Russische Reaktion auf EU-Sanktionen Nun droht der nächste Gasstreit
Noch sind die neuen EU-Sanktionen nicht in Kraft, schon hat Russland eine Antwort parat: Brüssel unterstütze die "aggressive Politik" der Ukraine. Es droht ein neuer Streit um russische Gaslieferungen. Diese als politische Waffe einzusetzen, hat lange Tradition.
Es war Ministerpräsident Dimitri Medwedjew, der zu Beginn der Woche in einem Interview mit asymmetrischen Maßnahmen drohte, ohne die genau zu definieren: "Angesichts dieser ungerechten Handlungen der EU kann ich nur versichern, dass wir reagieren werden. Und dass wir den russischen Unternehmen, die ohne ihre Schuld auf die Sanktionsliste kommen, zur Seite stehen", sagte Medwedjew. Es sei die Pflicht des Staates, sie in Schutz zu nehmen.
Während Europa hofft, mit den Sanktionen Druck auf den Kreml auszuüben, sieht Moskau die Schuld für eine neuerliche Eskalation in der Ukraine nun in Brüssel. Mit der Verhängung von Sanktionen würde die aggressive Politik Kiews unterstützt, so die Version, die auch der Vorsitzende der Duma, Sergej Naryschkin, vertritt. "Anscheinend gibt es noch ein weiteres Ziel der EU. Nämlich die Kiewer Regierung in ihrer Politik zu ermuntern. Wenn dem so ist, dann ist die EU dafür verantwortlich, wenn die Waffenruhe in der Ukraine gebrochen wird", so Naryschkin.
Gasstreit hat Tradition
Dass Russland ohne Skrupel Gas als politische Waffen einzusetzen bereit ist, zeigte sich im Gasstreit mit der Ukraine in den Jahren 2005 und 2006. Im Januar 2006 stoppte der Energiekonzern Gazprom - wie wochenlang angedroht die Gaslieferungen - an die Ukraine.

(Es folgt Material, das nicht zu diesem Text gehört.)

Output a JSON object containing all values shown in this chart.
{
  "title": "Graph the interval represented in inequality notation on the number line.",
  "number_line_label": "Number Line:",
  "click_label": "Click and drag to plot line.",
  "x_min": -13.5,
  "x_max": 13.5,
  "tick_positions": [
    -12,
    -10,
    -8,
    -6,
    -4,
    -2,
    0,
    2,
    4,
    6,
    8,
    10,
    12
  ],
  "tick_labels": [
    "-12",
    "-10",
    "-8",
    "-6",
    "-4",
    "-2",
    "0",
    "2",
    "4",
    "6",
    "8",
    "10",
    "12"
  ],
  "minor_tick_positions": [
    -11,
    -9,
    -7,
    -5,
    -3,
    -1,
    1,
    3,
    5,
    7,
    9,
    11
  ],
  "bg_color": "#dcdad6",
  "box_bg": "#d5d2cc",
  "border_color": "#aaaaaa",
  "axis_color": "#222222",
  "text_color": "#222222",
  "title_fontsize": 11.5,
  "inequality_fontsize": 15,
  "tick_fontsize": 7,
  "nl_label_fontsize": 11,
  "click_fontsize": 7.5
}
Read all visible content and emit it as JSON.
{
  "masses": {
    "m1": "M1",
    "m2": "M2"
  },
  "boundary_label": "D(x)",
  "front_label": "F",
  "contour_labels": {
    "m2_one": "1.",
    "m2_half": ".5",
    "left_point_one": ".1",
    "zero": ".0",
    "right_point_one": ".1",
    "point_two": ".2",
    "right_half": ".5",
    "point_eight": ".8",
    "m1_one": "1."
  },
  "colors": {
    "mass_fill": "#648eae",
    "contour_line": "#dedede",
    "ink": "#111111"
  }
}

Auch jetzt liefert Russland kein Gas an den Nachbarstaat. Mit der Folge, dass der Ukraine ein kalter Winter droht. Aus Solidarität, aus wirtschaftlichen und aus politischen Überlegungen pumpen Polen, die Slowakei und auch ein deutsches Unternehmen wiederum Gas zurück in die Ukraine. Ein Vorgehen, das der Kreml aufs schärfste kritisiert.
Beobachter in Moskau glauben, dass deshalb nun die Gaslieferungen eingeschränkt werden. Der scheidende polnische Ministerpräsident Donald Tusk gehört zu den schärfsten Kritikern Wladimir Putins. Polen erhielt in den letzten 48 Stunden nach eigenen Angaben mehr als die Hälfte weniger Gas als vereinbart. Gazprom weist das in einer Stellungnahme aber zurück. Russland müsse erst einmal seine eigenen Speicher füllen. Auch der deutsche Energiekonzern E.ON meldete eine geringere Liefermenge.
Nachteile, auch für Russland
Fest steht jetzt schon: Der Konflikt mit der Ukraine hat auch große wirtschaftliche Nachteile für Russland. So hat die Ukraine ausstehende Gasschulden in Höhe von etwa 5,3 Milliarden Dollar nicht beglichen. "Die Ukraine muss ihre Schulden bezahlen. Und zwar in der Summe, die wir genannt haben. Und für die nächsten Lieferungen muss Vorkasse geleistet werden", sagte Alexey Miller, Vorsitzender von Gazprom. Passiert ist das nicht.
Die Ukraine als der sechsgrößte Energieverbraucher der Welt ist für Russland als Kunde quasi ausgefallen. Mit gravierenden Folgen für Gazprom. Der Energiekonzern, der wesentlich mit zum russischen Haushalt beiträgt, hat im ersten Quartal einen Gewinneinbruch von 41 Prozent hinnehmen müssen.